No es habitual intercalar un blanco tras un tinto, pero A Veredas Blanco 2017 –la otra familia de vinos de la casa– es de por sí rompedor: elaborado al 50% con sauvignon blanc y otro tanto de chardonnay, muy trabajado con sus lías y una crianza en barricas de roble francés, desorientaría a cualquiera en una cata ciega de blancos locales. «Creo en el gran potencial de Rioja para los vinos blancos y, aunque estuvimos barajando hincar maturana o tempranillo blanco, Ramón optó por estas dos uvas foráneas convencido de que se adaptarían muy bien en su zona». Dicho y hecho, el vino es sorprendente al tiempo que espectacular, con grasa y consistencia en boca y con una nariz diferente que se crece con el paso de los minutos.

AVeredas Rosado 2018 es otro vino ajeno al 'manual'. Al igual que el anterior, en la bodega lo trabajan con un concepto de «mínima intervención», sin apenas sulfuroso añadido y con tempranillo 25% y chardonnay al 75%: un pelotazo de frescura y una atractiva y cambiante complejidad. «Nos vuelve un poco locos en vendimia porque el chardonnay lo recogemos la primera semana de septiembre y el tempranillo casi un mes después», aclaró Pedrajo.

Los vinos de guarda

Segares Reserva es una selección de uvas de tempranillo para un vino más rotundo, cuya añada 2010 acaba de salir al mercado, tras dos años en barrica y siete en botella: «Damos un paso más allá que con el crianza, con algo más de estructura pero tambioén con la frescura que caracterizan todos nuestros vinos», detalló Pedrajo.
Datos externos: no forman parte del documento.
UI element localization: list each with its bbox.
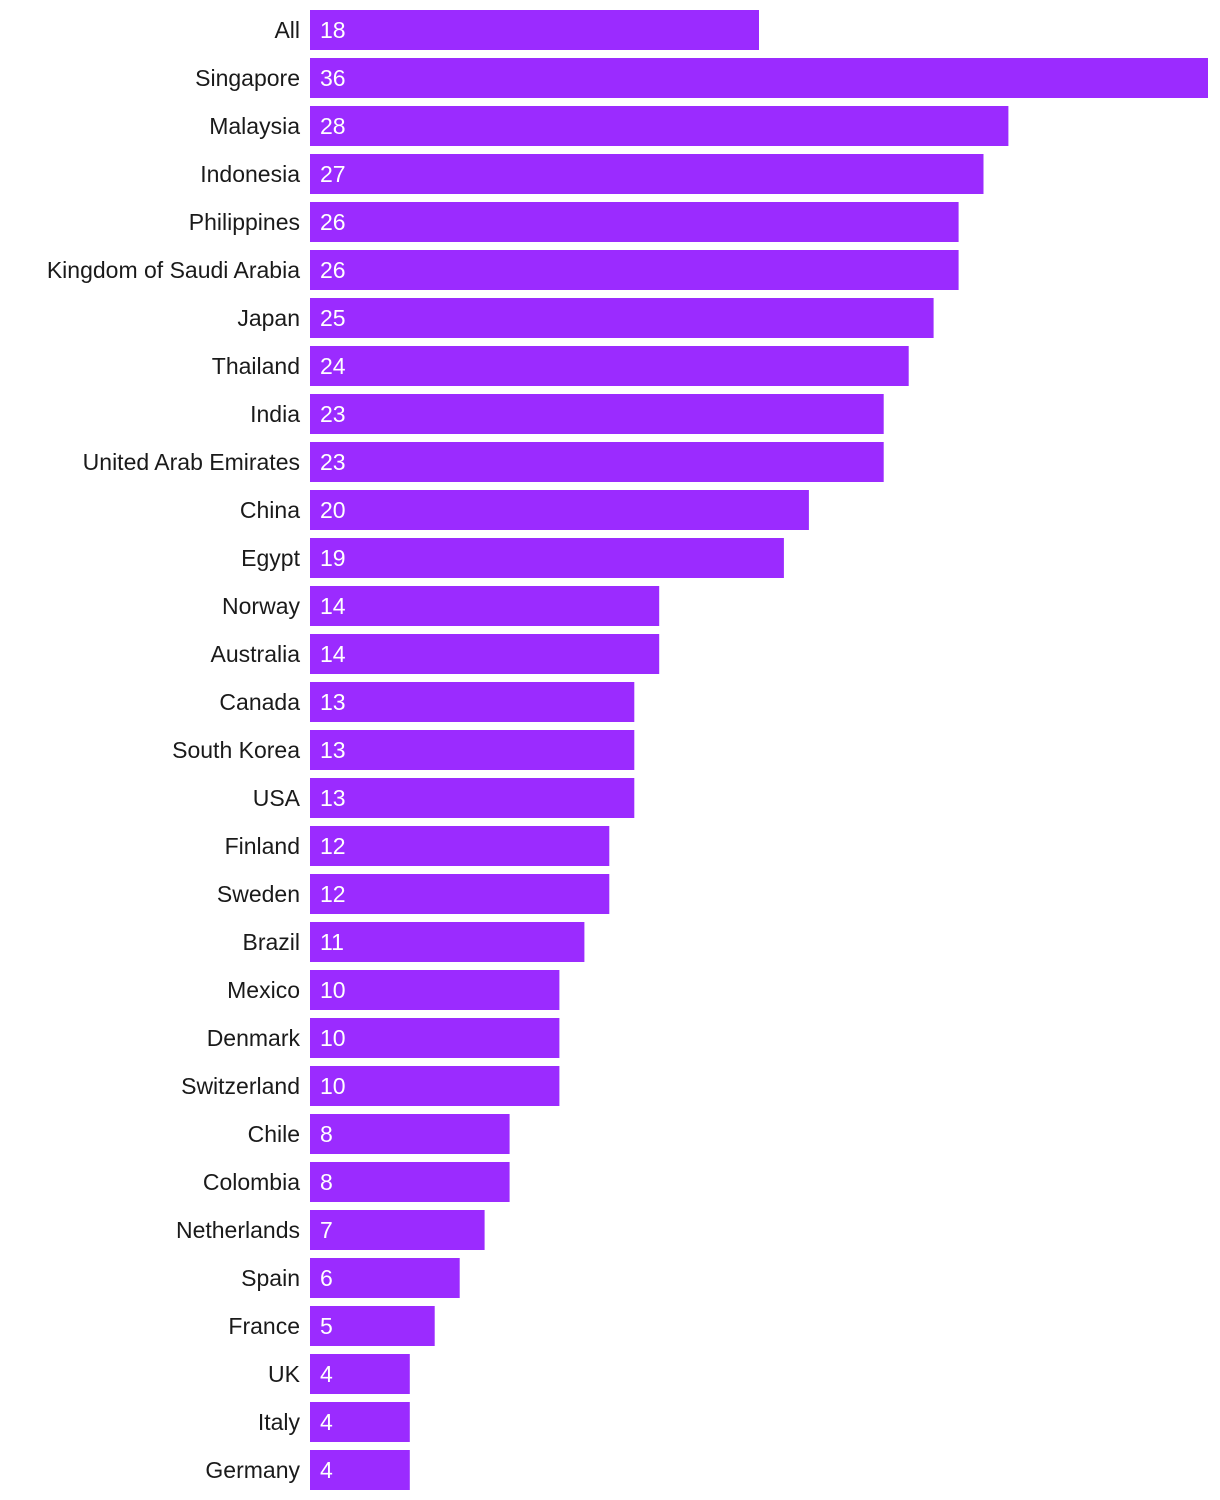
category-label: Philippines: [189, 209, 300, 235]
category-label: Switzerland: [181, 1073, 300, 1099]
value-label: 10: [320, 1025, 346, 1051]
category-label: Malaysia: [209, 113, 300, 139]
category-label: Mexico: [227, 977, 300, 1003]
value-labels-group: 18 36 28 27 26 26 25 24 23 23 20 19 14 14 13 13 13 12 12 11…: [320, 17, 346, 1483]
bar: [310, 298, 934, 338]
bar: [310, 1258, 460, 1298]
bar: [310, 1306, 435, 1346]
value-label: 19: [320, 545, 346, 571]
category-label: Japan: [237, 305, 300, 331]
value-label: 13: [320, 785, 346, 811]
bar: [310, 874, 610, 914]
category-label: Sweden: [217, 881, 300, 907]
category-label: UK: [268, 1361, 301, 1387]
bar: [310, 10, 759, 50]
value-label: 7: [320, 1217, 333, 1243]
category-label: Indonesia: [200, 161, 300, 187]
category-label: Kingdom of Saudi Arabia: [47, 257, 300, 283]
category-label: Spain: [241, 1265, 300, 1291]
value-label: 14: [320, 641, 346, 667]
bar: [310, 1114, 510, 1154]
category-label: Brazil: [242, 929, 300, 955]
value-label: 25: [320, 305, 346, 331]
value-label: 36: [320, 65, 346, 91]
value-label: 27: [320, 161, 346, 187]
value-label: 23: [320, 449, 346, 475]
bar: [310, 922, 585, 962]
category-label: China: [240, 497, 300, 523]
value-label: 10: [320, 977, 346, 1003]
category-label: India: [250, 401, 300, 427]
value-label: 24: [320, 353, 346, 379]
bar: [310, 202, 959, 242]
category-label: Chile: [248, 1121, 300, 1147]
bar: [310, 778, 635, 818]
category-label: Germany: [205, 1457, 300, 1483]
bar: [310, 394, 884, 434]
category-label: Colombia: [203, 1169, 300, 1195]
value-label: 14: [320, 593, 346, 619]
value-label: 12: [320, 881, 346, 907]
bars-group: [310, 10, 1208, 1490]
category-label: Denmark: [207, 1025, 301, 1051]
bar: [310, 634, 660, 674]
value-label: 18: [320, 17, 346, 43]
category-label: Australia: [211, 641, 301, 667]
value-label: 6: [320, 1265, 333, 1291]
bar: [310, 682, 635, 722]
bar: [310, 1018, 560, 1058]
bar: [310, 970, 560, 1010]
category-label: Italy: [258, 1409, 301, 1435]
bar: [310, 106, 1009, 146]
category-label: France: [228, 1313, 300, 1339]
value-label: 4: [320, 1457, 333, 1483]
category-label: Singapore: [195, 65, 300, 91]
category-label: All: [274, 17, 300, 43]
value-label: 4: [320, 1409, 333, 1435]
category-label: South Korea: [172, 737, 300, 763]
value-label: 23: [320, 401, 346, 427]
category-label: Thailand: [212, 353, 300, 379]
category-labels-group: All Singapore Malaysia Indonesia Philippines…: [47, 17, 301, 1483]
value-label: 28: [320, 113, 346, 139]
bar: [310, 154, 984, 194]
bar: [310, 1450, 410, 1490]
value-label: 20: [320, 497, 346, 523]
value-label: 13: [320, 737, 346, 763]
value-label: 11: [320, 929, 344, 955]
value-label: 8: [320, 1121, 333, 1147]
category-label: Finland: [225, 833, 300, 859]
category-label: Netherlands: [176, 1217, 300, 1243]
bar: [310, 346, 909, 386]
bar: [310, 250, 959, 290]
value-label: 13: [320, 689, 346, 715]
value-label: 10: [320, 1073, 346, 1099]
category-label: Canada: [219, 689, 300, 715]
category-label: Egypt: [241, 545, 300, 571]
bar: [310, 58, 1208, 98]
value-label: 26: [320, 257, 346, 283]
bar: [310, 1066, 560, 1106]
bar: [310, 1162, 510, 1202]
category-label: USA: [253, 785, 301, 811]
bar: [310, 586, 660, 626]
bar: [310, 826, 610, 866]
value-label: 26: [320, 209, 346, 235]
bar: [310, 1354, 410, 1394]
value-label: 4: [320, 1361, 333, 1387]
bar: [310, 730, 635, 770]
value-label: 8: [320, 1169, 333, 1195]
bar: [310, 538, 784, 578]
bar: [310, 1210, 485, 1250]
category-label: United Arab Emirates: [83, 449, 300, 475]
bar: [310, 490, 809, 530]
value-label: 12: [320, 833, 346, 859]
category-label: Norway: [222, 593, 300, 619]
bar: [310, 442, 884, 482]
bar: [310, 1402, 410, 1442]
value-label: 5: [320, 1313, 333, 1339]
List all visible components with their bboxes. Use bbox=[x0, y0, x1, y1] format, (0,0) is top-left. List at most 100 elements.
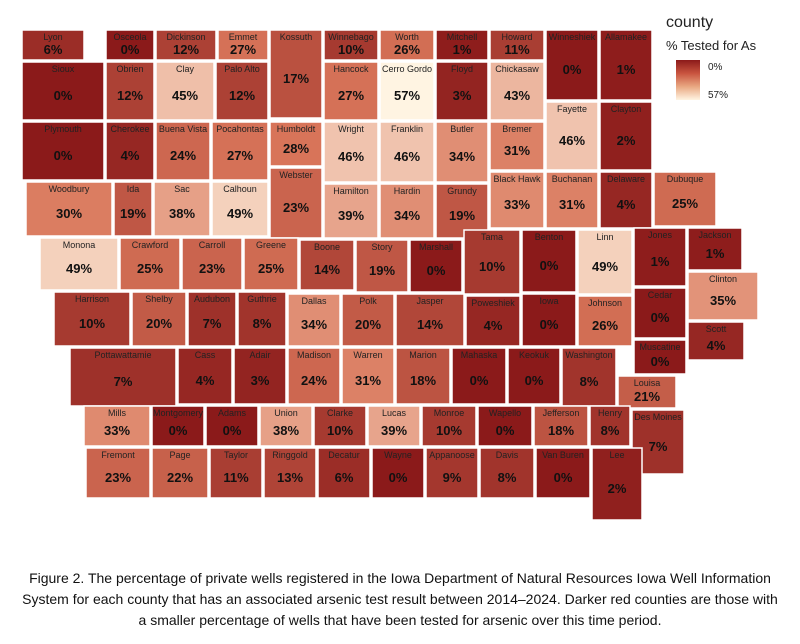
county-crawford: Crawford 25% bbox=[119, 237, 181, 291]
county-percent-obrien: 12% bbox=[117, 88, 143, 103]
county-fill-emmet bbox=[217, 29, 269, 61]
county-percent-buena-vista: 24% bbox=[170, 148, 196, 163]
county-name-dubuque: Dubuque bbox=[667, 174, 704, 184]
county-fill-madison bbox=[287, 347, 341, 405]
county-bremer: Bremer 31% bbox=[489, 121, 545, 171]
county-name-story: Story bbox=[371, 242, 393, 252]
county-name-cass: Cass bbox=[195, 350, 216, 360]
county-woodbury: Woodbury 30% bbox=[25, 181, 113, 237]
county-name-des-moines: Des Moines bbox=[634, 412, 682, 422]
county-name-union: Union bbox=[274, 408, 298, 418]
county-fill-woodbury bbox=[25, 181, 113, 237]
county-name-marshall: Marshall bbox=[419, 242, 453, 252]
county-percent-taylor: 11% bbox=[223, 470, 249, 485]
county-plymouth: Plymouth 0% bbox=[21, 121, 105, 181]
county-fill-harrison bbox=[53, 291, 131, 347]
county-name-shelby: Shelby bbox=[145, 294, 173, 304]
county-madison: Madison 24% bbox=[287, 347, 341, 405]
county-percent-winneshiek: 0% bbox=[563, 62, 582, 77]
county-fill-cass bbox=[177, 347, 233, 405]
county-percent-crawford: 25% bbox=[137, 261, 163, 276]
county-fill-jefferson bbox=[533, 405, 589, 447]
county-union: Union 38% bbox=[259, 405, 313, 447]
county-fill-clinton bbox=[687, 271, 759, 321]
county-name-fayette: Fayette bbox=[557, 104, 587, 114]
county-marion: Marion 18% bbox=[395, 347, 451, 405]
county-fill-warren bbox=[341, 347, 395, 405]
county-scott: Scott 4% bbox=[687, 321, 745, 361]
county-percent-clinton: 35% bbox=[710, 293, 736, 308]
county-percent-mitchell: 1% bbox=[453, 42, 472, 57]
county-name-pottawattamie: Pottawattamie bbox=[94, 350, 151, 360]
county-kossuth: Kossuth 17% bbox=[269, 29, 323, 119]
county-name-monona: Monona bbox=[63, 240, 96, 250]
county-pocahontas: Pocahontas 27% bbox=[211, 121, 269, 181]
county-fill-des-moines bbox=[631, 409, 685, 475]
county-fill-chickasaw bbox=[489, 61, 545, 121]
county-name-black-hawk: Black Hawk bbox=[493, 174, 541, 184]
county-name-keokuk: Keokuk bbox=[519, 350, 550, 360]
county-fill-howard bbox=[489, 29, 545, 61]
county-percent-wapello: 0% bbox=[496, 423, 515, 438]
county-name-clarke: Clarke bbox=[327, 408, 353, 418]
county-percent-adair: 3% bbox=[251, 373, 270, 388]
county-name-wayne: Wayne bbox=[384, 450, 412, 460]
county-fill-shelby bbox=[131, 291, 187, 347]
county-fill-dickinson bbox=[155, 29, 217, 61]
county-name-tama: Tama bbox=[481, 232, 503, 242]
county-hamilton: Hamilton 39% bbox=[323, 183, 379, 239]
county-fill-washington bbox=[561, 347, 617, 407]
county-percent-delaware: 4% bbox=[617, 197, 636, 212]
county-obrien: Obrien 12% bbox=[105, 61, 155, 121]
county-percent-mills: 33% bbox=[104, 423, 130, 438]
county-cass: Cass 4% bbox=[177, 347, 233, 405]
county-fill-poweshiek bbox=[465, 295, 521, 347]
county-franklin: Franklin 46% bbox=[379, 121, 435, 183]
county-fill-keokuk bbox=[507, 347, 561, 405]
county-name-scott: Scott bbox=[706, 324, 727, 334]
county-buchanan: Buchanan 31% bbox=[545, 171, 599, 229]
county-fill-pottawattamie bbox=[69, 347, 177, 407]
county-montgomery: Montgomery 0% bbox=[151, 405, 205, 447]
county-fill-marion bbox=[395, 347, 451, 405]
county-percent-boone: 14% bbox=[314, 262, 340, 277]
county-name-cedar: Cedar bbox=[648, 290, 673, 300]
county-name-winnebago: Winnebago bbox=[328, 32, 374, 42]
county-fill-mitchell bbox=[435, 29, 489, 61]
county-fill-mills bbox=[83, 405, 151, 447]
county-percent-monroe: 10% bbox=[436, 423, 462, 438]
legend-max-label: 57% bbox=[708, 90, 729, 101]
county-fill-winneshiek bbox=[545, 29, 599, 101]
county-fill-appanoose bbox=[425, 447, 479, 499]
county-fill-louisa bbox=[617, 375, 677, 409]
county-percent-black-hawk: 33% bbox=[504, 197, 530, 212]
county-washington: Washington 8% bbox=[561, 347, 617, 407]
county-fill-fremont bbox=[85, 447, 151, 499]
county-page: Page 22% bbox=[151, 447, 209, 499]
county-pottawattamie: Pottawattamie 7% bbox=[69, 347, 177, 407]
county-fill-decatur bbox=[317, 447, 371, 499]
county-percent-humboldt: 28% bbox=[283, 141, 309, 156]
county-percent-jones: 1% bbox=[651, 254, 670, 269]
county-name-jasper: Jasper bbox=[416, 296, 443, 306]
county-percent-calhoun: 49% bbox=[227, 206, 253, 221]
county-fill-hardin bbox=[379, 183, 435, 239]
county-name-allamakee: Allamakee bbox=[605, 32, 647, 42]
county-name-crawford: Crawford bbox=[132, 240, 169, 250]
county-fill-bremer bbox=[489, 121, 545, 171]
county-davis: Davis 8% bbox=[479, 447, 535, 499]
county-fill-muscatine bbox=[633, 339, 687, 375]
county-fill-kossuth bbox=[269, 29, 323, 119]
county-name-appanoose: Appanoose bbox=[429, 450, 475, 460]
county-winneshiek: Winneshiek 0% bbox=[545, 29, 599, 101]
county-fill-scott bbox=[687, 321, 745, 361]
county-percent-johnson: 26% bbox=[592, 318, 618, 333]
county-iowa: Iowa 0% bbox=[521, 293, 577, 347]
county-guthrie: Guthrie 8% bbox=[237, 291, 287, 347]
county-cedar: Cedar 0% bbox=[633, 287, 687, 339]
county-butler: Butler 34% bbox=[435, 121, 489, 183]
county-percent-guthrie: 8% bbox=[253, 316, 272, 331]
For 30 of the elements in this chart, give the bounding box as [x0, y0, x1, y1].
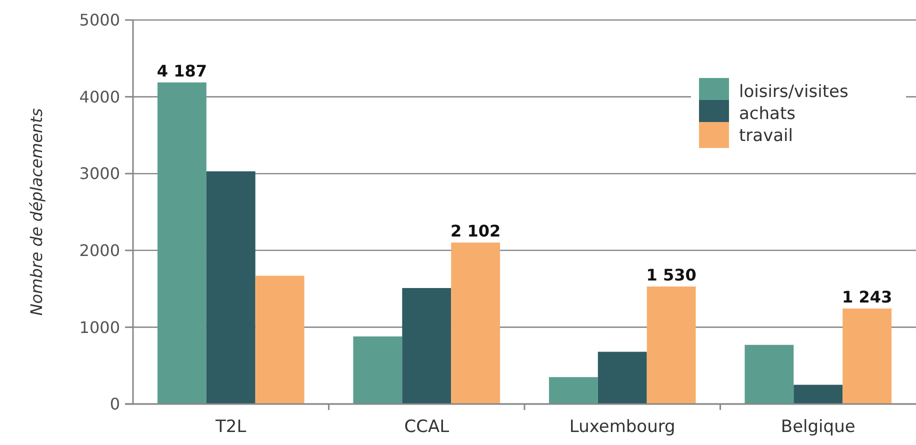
bar: [842, 308, 892, 404]
data-label: 2 102: [450, 222, 501, 241]
y-axis-title: Nombre de déplacements: [27, 108, 46, 316]
data-label: 1 243: [842, 288, 892, 307]
bar: [646, 286, 696, 404]
bar: [451, 242, 500, 404]
bar: [353, 336, 402, 404]
bar: [744, 344, 794, 404]
data-label: 4 187: [156, 61, 207, 80]
y-tick-label: 5000: [79, 10, 120, 30]
legend-label: achats: [739, 104, 796, 124]
x-tick-label: T2L: [214, 417, 247, 437]
x-tick-label: CCAL: [404, 417, 450, 437]
bar: [794, 384, 843, 404]
bar: [206, 171, 256, 404]
legend-label: travail: [739, 126, 793, 146]
y-tick-label: 4000: [79, 87, 120, 106]
bar: [255, 276, 304, 404]
y-tick-label: 0: [110, 394, 120, 414]
y-tick-label: 3000: [79, 164, 120, 184]
bar: [598, 352, 647, 404]
x-tick-label: Belgique: [780, 417, 856, 437]
bar: [157, 82, 206, 404]
x-tick-label: Luxembourg: [569, 417, 676, 437]
data-label: 1 530: [646, 265, 696, 284]
y-tick-label: 1000: [79, 318, 120, 337]
bar: [548, 377, 598, 404]
legend-label: loisirs/visites: [739, 82, 848, 102]
y-tick-label: 2000: [79, 241, 120, 260]
bar: [402, 288, 452, 404]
El conjunto integra muy bien la fruta madura –incluso con recuerdos a trufa– y la madera, que por supuesto se nota como debe ser en un reserva de Rioja.

Arzobispo Diego de Tejada es un vino de finca, La Zapatera, la primera que plantó el abuelo de Lucía en 1983: «Es un suelo muy pobre, salitroso, que hace sufrir mucho a las cepas, hasta el punto de que cada año hay varias que reponer, y que da unos rendimientos muy bajos y unas uvas que, en algunos años son gloriosas, y en otras menos, por lo que sólo lo hacemos en cosechas muy especiales», avanzó Pedrajo. En la cata se probó la añada 2007 y habrá que esperar bastante tiempo para el siguiente, ya que será con la cosecha 2017: «Tuvimos esas uvas también en el año 2008 –explicó el enólogo–, pero finalmente en bodega no salieron las cosas como esperábamos». Arzobispo se etiqueta como genérico, aunque podría ser un reserva, tras 16 meses de crianza en roble francés y varios años en botella antes de salir al mercado. Un gran clásico, largo y persistente, entero pese a sus diez años ya embotellado, con lógicas nota de evolución pero que dan una muy gustosa complejidad.

Para terminar, una invitación a conocer la región vitícola: «Galilea está en Palestina, pero también aquí, en el valle de Ocón, una zona muy desconocida donde se pueden hacer vinos distintos y con personalidad», concluyó Pedrajo.